There is quite a bit of evidence about best ways to convey risk information to help with policy or clinical decision making. Pictographs and bar graphs along with numbers and descriptions are considered best. Some emerging research suggests that some elements will help some patients more than others (for instance people with low numeracy).
Recently, Fagerlin, Zikmund-Fisher and Ubel published their decalogue of risk communication in the Journal of the National Cancer Institute.

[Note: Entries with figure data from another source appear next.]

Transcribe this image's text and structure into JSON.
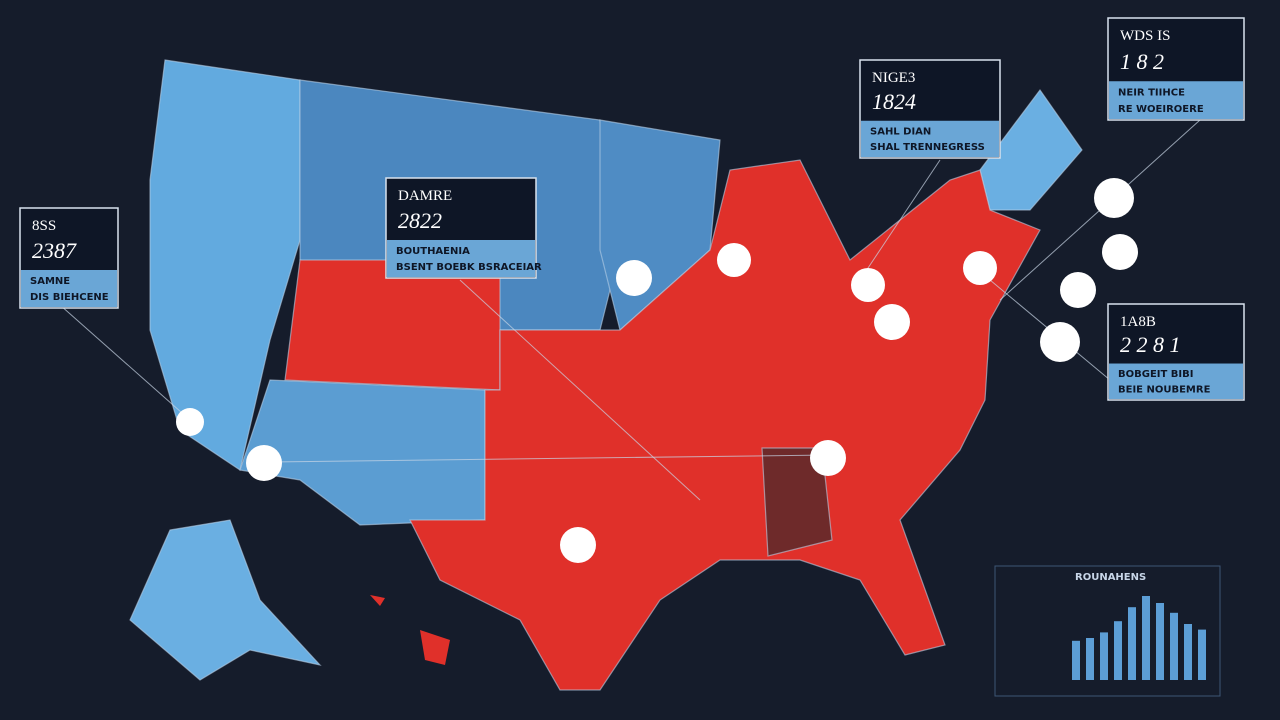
{
  "panels": [
    {
      "title": "8SS",
      "number": "2387",
      "line1": "SAMNE",
      "line2": "DIS BIEHCENE"
    },
    {
      "title": "DAMRE",
      "number": "2822",
      "line1": "BOUTHAENIA",
      "line2": "BSENT BOEBK BSRACEIAR"
    },
    {
      "title": "NIGE3",
      "number": "1824",
      "line1": "SAHL DIAN",
      "line2": "SHAL TRENNEGRESS"
    },
    {
      "title": "WDS IS",
      "number": "1 8 2",
      "line1": "NEIR TIIHCE",
      "line2": "RE WOEIROERE"
    },
    {
      "title": "1A8B",
      "number": "2 2 8 1",
      "line1": "BOBGEIT BIBI",
      "line2": "BEIE NOUBEMRE"
    }
  ],
  "mini_chart": {
    "title": "ROUNAHENS",
    "values": [
      28,
      30,
      34,
      42,
      52,
      60,
      55,
      48,
      40,
      36
    ]
  }
}
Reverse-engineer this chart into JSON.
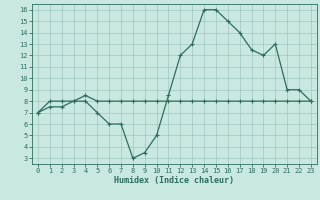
{
  "line1_x": [
    0,
    1,
    2,
    3,
    4,
    5,
    6,
    7,
    8,
    9,
    10,
    11,
    12,
    13,
    14,
    15,
    16,
    17,
    18,
    19,
    20,
    21,
    22,
    23
  ],
  "line1_y": [
    7,
    8,
    8,
    8,
    8,
    7,
    6,
    6,
    3,
    3.5,
    5,
    8.5,
    12,
    13,
    16,
    16,
    15,
    14,
    12.5,
    12,
    13,
    9,
    9,
    8
  ],
  "line2_x": [
    0,
    1,
    2,
    3,
    4,
    5,
    6,
    7,
    8,
    9,
    10,
    11,
    12,
    13,
    14,
    15,
    16,
    17,
    18,
    19,
    20,
    21,
    22,
    23
  ],
  "line2_y": [
    7,
    7.5,
    7.5,
    8,
    8.5,
    8,
    8,
    8,
    8,
    8,
    8,
    8,
    8,
    8,
    8,
    8,
    8,
    8,
    8,
    8,
    8,
    8,
    8,
    8
  ],
  "color": "#2d6e5e",
  "bg_color": "#c8e8e0",
  "grid_color": "#a0c8c0",
  "xlabel": "Humidex (Indice chaleur)",
  "xlim": [
    -0.5,
    23.5
  ],
  "ylim": [
    2.5,
    16.5
  ],
  "xticks": [
    0,
    1,
    2,
    3,
    4,
    5,
    6,
    7,
    8,
    9,
    10,
    11,
    12,
    13,
    14,
    15,
    16,
    17,
    18,
    19,
    20,
    21,
    22,
    23
  ],
  "yticks": [
    3,
    4,
    5,
    6,
    7,
    8,
    9,
    10,
    11,
    12,
    13,
    14,
    15,
    16
  ],
  "xlabel_fontsize": 6.0,
  "tick_fontsize": 5.0
}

Their ten steps to better risk communication were:
- Use plain language to make written and verbal materials more understandable.
- Present data using absolute risks.
- Present information in pictographs if you are going to include graphs.
- Present data using frequencies.
- Use an incremental risk format to highlight how treatment changes risks from preexisting baseline levels.
- Be aware that the order in which risks and benefits are presented can affect risk perceptions.
- Consider using summary tables that include all of the risks and benefits for each treatment option.
- Recognize that comparative risk information (eg, what the average person’s risk is) is persuasive and not just informative.
- Consider presenting only the information that is most critical to the patients’ decision making, even at the expense of completeness.
- Repeatedly draw patients’ attention to the time interval over which a risk occurs.
Online software to create pictographs can therefore be quite handy. Some do so without resorting to giving each “person like you” an anthropomorphic shape .
Our favorite however, is one that shows the outcomes showing visual cues that are easily relatable, based on the iconic smiley face. We are impressed by Dr. Chris Cates’ Visual Rx tool, which is a free online tool that creates “smiley face plots” to depict the impact of a treatment on 100 people.